Hindu communities provide an exception in the Indian context, where an effort can be made to encourage more widespread acceptance of surrogate mothers, he says.
“An effort is sometimes made in the Hindu context to couch the surrogate’s role as a proxy for a fertility goddess, helping to alleviate the client’s “curse” of infertility,” Deonandan said.
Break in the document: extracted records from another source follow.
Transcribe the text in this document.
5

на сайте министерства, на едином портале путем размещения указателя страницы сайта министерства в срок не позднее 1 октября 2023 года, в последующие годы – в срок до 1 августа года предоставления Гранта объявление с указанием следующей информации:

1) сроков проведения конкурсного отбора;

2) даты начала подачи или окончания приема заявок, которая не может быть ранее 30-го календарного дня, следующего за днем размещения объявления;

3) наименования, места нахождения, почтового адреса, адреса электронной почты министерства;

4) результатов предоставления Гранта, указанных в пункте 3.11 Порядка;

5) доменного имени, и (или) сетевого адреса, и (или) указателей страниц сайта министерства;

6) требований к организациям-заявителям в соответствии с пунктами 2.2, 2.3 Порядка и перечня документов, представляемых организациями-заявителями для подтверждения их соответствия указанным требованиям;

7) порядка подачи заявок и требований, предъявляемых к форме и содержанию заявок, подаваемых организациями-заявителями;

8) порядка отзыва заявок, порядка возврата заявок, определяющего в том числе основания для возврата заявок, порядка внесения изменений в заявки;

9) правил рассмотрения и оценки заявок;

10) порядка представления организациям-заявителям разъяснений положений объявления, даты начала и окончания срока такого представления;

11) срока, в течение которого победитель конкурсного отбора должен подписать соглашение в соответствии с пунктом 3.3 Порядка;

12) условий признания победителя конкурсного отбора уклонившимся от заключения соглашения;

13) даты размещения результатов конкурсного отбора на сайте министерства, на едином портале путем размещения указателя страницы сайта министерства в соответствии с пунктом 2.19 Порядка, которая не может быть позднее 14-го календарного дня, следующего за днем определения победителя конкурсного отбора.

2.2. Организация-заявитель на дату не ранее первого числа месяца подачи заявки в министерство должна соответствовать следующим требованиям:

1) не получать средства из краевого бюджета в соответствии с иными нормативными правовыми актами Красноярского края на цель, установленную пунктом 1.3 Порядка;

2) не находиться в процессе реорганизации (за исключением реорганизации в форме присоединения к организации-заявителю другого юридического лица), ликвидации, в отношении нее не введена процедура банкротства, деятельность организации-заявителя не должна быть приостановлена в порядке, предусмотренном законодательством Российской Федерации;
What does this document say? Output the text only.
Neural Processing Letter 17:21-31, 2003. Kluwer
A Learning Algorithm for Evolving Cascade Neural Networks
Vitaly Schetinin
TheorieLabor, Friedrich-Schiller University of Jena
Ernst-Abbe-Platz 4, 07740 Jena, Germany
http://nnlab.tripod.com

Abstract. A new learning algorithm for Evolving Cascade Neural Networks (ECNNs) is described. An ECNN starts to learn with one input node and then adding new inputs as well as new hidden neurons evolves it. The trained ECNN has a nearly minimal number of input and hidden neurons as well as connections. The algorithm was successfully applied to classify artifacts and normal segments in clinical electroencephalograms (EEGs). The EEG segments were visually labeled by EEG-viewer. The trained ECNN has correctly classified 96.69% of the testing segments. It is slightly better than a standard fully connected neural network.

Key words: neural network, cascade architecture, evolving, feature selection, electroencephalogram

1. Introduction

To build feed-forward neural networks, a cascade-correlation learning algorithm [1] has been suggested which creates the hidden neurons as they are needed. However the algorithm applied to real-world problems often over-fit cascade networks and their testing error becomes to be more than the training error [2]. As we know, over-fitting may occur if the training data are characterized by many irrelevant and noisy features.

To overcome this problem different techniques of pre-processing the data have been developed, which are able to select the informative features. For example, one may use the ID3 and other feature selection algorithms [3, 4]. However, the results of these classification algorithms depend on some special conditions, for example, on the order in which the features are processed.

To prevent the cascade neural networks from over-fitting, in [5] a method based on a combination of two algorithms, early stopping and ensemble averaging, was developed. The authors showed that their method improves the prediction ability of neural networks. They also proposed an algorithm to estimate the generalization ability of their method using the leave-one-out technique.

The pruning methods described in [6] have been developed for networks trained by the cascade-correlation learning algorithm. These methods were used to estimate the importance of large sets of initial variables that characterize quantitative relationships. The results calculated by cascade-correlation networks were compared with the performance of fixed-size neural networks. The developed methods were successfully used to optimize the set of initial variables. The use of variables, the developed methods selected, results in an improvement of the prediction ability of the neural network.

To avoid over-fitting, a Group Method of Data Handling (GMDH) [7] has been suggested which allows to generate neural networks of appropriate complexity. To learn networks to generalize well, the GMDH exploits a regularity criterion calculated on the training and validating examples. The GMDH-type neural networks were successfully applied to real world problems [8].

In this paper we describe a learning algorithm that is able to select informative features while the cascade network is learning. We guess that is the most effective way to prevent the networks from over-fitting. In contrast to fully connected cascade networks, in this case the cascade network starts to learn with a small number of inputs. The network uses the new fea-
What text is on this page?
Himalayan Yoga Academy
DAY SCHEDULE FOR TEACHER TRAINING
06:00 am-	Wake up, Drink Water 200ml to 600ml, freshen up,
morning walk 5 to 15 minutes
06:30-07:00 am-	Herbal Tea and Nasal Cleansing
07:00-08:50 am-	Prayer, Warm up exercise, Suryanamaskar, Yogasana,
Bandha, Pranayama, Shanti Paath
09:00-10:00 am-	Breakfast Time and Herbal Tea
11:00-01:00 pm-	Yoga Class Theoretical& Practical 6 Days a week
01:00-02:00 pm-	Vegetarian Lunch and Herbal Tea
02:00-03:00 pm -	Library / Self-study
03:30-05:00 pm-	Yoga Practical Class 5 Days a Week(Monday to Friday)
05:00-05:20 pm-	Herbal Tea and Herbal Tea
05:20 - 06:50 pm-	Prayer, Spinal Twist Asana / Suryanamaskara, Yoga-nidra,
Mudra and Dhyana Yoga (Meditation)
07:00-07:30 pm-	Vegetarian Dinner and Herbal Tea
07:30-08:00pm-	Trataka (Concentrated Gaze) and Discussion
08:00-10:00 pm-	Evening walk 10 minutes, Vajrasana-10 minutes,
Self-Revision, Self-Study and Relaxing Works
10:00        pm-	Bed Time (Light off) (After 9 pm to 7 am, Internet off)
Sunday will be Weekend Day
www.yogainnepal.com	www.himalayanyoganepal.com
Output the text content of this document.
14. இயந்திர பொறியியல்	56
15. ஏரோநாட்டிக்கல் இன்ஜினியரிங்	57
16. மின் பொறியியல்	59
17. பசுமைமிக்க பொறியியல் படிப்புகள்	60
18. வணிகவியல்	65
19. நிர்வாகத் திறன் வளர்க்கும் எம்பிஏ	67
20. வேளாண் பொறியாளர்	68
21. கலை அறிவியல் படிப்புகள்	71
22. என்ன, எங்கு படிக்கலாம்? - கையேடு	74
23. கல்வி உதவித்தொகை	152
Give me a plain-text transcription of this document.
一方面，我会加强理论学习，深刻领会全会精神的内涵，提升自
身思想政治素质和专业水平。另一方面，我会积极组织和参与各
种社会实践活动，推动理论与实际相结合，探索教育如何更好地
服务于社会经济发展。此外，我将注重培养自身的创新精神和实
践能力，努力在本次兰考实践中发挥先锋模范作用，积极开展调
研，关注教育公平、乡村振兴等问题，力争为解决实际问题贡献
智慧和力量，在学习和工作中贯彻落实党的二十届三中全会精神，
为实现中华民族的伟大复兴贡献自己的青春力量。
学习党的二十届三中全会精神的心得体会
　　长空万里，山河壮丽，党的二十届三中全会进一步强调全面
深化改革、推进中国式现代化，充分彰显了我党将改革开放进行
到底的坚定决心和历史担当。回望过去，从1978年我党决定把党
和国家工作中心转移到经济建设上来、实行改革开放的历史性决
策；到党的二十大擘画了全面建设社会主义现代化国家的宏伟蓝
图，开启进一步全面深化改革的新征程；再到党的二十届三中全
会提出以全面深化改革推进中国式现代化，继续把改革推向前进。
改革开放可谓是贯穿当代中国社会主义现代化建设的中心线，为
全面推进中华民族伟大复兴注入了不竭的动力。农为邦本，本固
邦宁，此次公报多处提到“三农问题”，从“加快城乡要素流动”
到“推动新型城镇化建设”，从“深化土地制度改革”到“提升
Denonandan also warns that there is potential for conflicts of interest within the client, clinician and surrogate business relationship. Medical decisions, for example, must weigh the health of the surrogate against the monetary cost that would ensure for the client. As such, the health of the baby may be prioritized over the health of the mother, particularly in post-partum recovery.
“One solution is to assure that each surrogate is given the support of a separate medical advocate to counterbalance the great power held by the client to influence decisions made about the surrogate’s health,” Denonandan writes in the article. “The evolution of such an advocacy model has yet to begin.”
The expanding reproductive tourism industry is an increasingly lucrative source of income for India, grossing up to $2.3 billion annually, Denonandan writes. It is an especially attractive option for individual Indian surrogates, who come mainly from impoverished areas and can earn up to $6000 from the arrangement.
“The common understanding is that most surrogates are in it for the life-changing money,” Deonandan said. “For some, it is a last resort.”